Entrambi amano di un amore lucido e sconfinato la poesia. Nel Dialogo di Timandro e Eleandro quest’ultimo è convinto che “se qualche libro potesse giovare sarebbero soltanto libri poetici. Libri destinati a muovere l’immaginazione”. Forse anche per queste affinità elettive Marco Ferri non ha alcuna forma di sudditanza nei confronti di Leopardi. Dialoga con i testi che Leopardi ha consegnato al futuro, confessando senza remore quello che pensa. I Detti memorabili di Filippo Ottonieri ad esempio gli sono proprio indigesti: “elencati in questo modo con un interminabile spreco di opinioni dimostrate da una logica un tantino maniacale e paranoica, beh è una notevole rottura di coglioni”. Così afferma Marco Ferri e non è finita qui: quasi come risarcimento per il tempo perso da un lettore zelante, nella tessitura dell’Operetta in questione mette un suo racconto (suo di Marco Ferri) che parla della vita del signor F. È un racconto coinvolgente ed è tutt’altro che una rottura. Merita di essere letto con attenzione, se non altro è una bella sfida a cui capita di assistere di rado.

E il pessimismo di Leopardi? Mi viene in aiuto Marco Ferri che dice: “Sarebbe bene liberarsi dai cliché letterari ed anche cinematografici che hanno descritto Leopardi come se portasse su di sé tutte le sofferenze del genere umano ….. con il tempo queste affermazioni critiche sono diventate dei pregiudizi (e anche sorde semplificazioni)”. 

Guido Giorello è stato un matematico, un filosofo della scienza, un epistemologo, Edoardo Boncinelli è un fisico, un biologo, un genetista. Insieme hanno scritto un saggio intitolato L’incanto e il disincanto. Leopardi. Due intellettuali di solida e meritata fama e non letterati di formazione e di professione vedono con chiarezza quello che ad altri è nascosto: “Leopardi ha ricordato che compagna della verità è la malinconia, ma la sua non è la posizione del placido rassegnato, bensì la lucida disperazione del ribelle”. Marco Ferri aggiunge: “Quello che Leopardi dice e racconta è pieno di vitalità … è drammaticamente polemico. Un ribelle in piena età della Restaurazione”. Cita anche Pier Vincenzo Mengaldo: “Aboliamo la parola pessimismo e parliamo più precisamente di desolazione cosmica”.

Il capitolo finale del libro Diceva Leopardi è intitolato Morale delle favole: “Se l’uomo (inteso come uomo e donna) fa parte della natura, non potrà mai superare i suoi limiti naturali. La totale estraneità della natura ai ragionamenti e sentimenti umani è sicuramente desolante. Si potrebbe dire disumana. Eppure include l’umano. Che cosa significa questo corto circuito? Leopardi pensa che da questa condizione non si possa uscire e che le illusioni non abbiano alcun senso. Tutta la straordinaria cultura che ha nutrito il poeta recanatese fino a quel punto lo lascia nudo di fronte all’arido vero”.

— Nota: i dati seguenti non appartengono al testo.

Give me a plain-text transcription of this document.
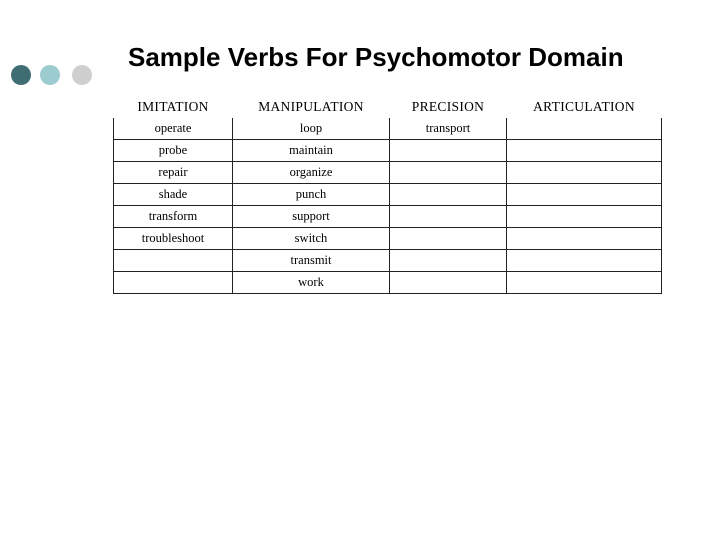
Sample Verbs For Psychomotor Domain
IMITATION	MANIPULATION	PRECISION	ARTICULATION
operate	loop	transport	
probe	maintain		
repair	organize		
shade	punch		
transform	support		
troubleshoot	switch		
	transmit		
	work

Il libro di Marco Ferri deve essere letto non perché è scritto benissimo, ça va sans dire, non perché è profondo, non perché è colto e ironico, ma perché è un obbligo etico verso noi stessi e verso quelle persone con le quali affrontiamo la notte buia che stiamo attraversando, perché ci esorta e ci aiuta ad essere ribelli, come Leopardi, che non si è lasciato condizionare dalla Bibliotheca Mundi paterna ma ha saputo scegliere e raccontare.